А потом все погасло, точно я ослеп.
– Ты обещал, – сказал четха.
Та единственная струна, что была внутри него, дрожала. Звук был тихий и дребезжащий. Серьезно, я почти слышал его.
Это было верхом идиотизма, но я не смог заставить себя выстрелить.
Вместо этого я тянул и тянул эту чертову струну. Так, словно надеялся, как дурак, добиться нормального звучания. Я знал, что так никогда не случается. Самая счастливая развязка, которую можно прицепить к истории о выморочной нежити, – это смерть чудовища.
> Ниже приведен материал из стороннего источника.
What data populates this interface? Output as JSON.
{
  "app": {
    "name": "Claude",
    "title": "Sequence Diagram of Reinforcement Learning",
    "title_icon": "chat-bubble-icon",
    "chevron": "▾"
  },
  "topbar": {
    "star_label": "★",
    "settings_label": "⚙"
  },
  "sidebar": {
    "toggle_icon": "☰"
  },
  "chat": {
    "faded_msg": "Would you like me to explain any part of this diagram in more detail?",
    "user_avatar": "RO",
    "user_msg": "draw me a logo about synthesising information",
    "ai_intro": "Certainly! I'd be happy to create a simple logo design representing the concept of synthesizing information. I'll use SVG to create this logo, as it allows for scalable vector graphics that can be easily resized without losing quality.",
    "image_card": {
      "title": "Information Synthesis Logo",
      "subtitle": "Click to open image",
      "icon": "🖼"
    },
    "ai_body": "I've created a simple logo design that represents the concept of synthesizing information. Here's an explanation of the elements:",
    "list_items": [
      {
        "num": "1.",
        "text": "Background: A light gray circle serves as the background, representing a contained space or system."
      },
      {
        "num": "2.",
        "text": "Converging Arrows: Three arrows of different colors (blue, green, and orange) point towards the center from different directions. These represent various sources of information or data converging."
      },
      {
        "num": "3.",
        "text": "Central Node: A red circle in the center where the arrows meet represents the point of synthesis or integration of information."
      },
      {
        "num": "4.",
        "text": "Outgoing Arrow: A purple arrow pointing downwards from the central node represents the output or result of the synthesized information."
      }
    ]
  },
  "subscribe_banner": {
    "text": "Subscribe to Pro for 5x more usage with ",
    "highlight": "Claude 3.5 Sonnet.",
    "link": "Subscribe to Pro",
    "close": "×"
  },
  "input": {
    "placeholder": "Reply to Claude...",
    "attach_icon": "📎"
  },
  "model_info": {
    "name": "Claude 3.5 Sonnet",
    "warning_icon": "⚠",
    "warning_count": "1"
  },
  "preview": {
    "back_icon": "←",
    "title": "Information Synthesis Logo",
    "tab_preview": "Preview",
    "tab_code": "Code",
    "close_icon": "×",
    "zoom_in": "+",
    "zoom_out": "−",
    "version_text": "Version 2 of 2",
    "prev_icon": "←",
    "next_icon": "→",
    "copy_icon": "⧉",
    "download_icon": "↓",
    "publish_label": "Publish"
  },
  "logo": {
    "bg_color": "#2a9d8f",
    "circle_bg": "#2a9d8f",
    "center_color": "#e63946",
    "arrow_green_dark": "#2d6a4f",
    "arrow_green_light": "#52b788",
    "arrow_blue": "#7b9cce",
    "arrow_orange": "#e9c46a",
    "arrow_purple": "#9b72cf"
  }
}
Волк повержен, все ликуют. Вот только бабушка осталась внутри. На самом деле того, кого сожрал монстр, нельзя извлечь из его желудка живым. Нужно быть очень могущественным волшебником, чтобы это провернуть. Но, если ты всего лишь охотник, ничего не выйдет.
Этот четха был чертовски силен. Он просто лежал на полу и ждал, когда я убью его.
Если ты весь, сколько бы тебя ни осталось, – сплошной комок ненависти, и боли, и ощущения жуткой несправедливости, совершенной миром по отношению к тебе, – неимоверно трудно удержать себя в руках даже мгновение. Он справлялся с собой почти четыре минуты. Вечность – ничто в сравнении с этим сроком.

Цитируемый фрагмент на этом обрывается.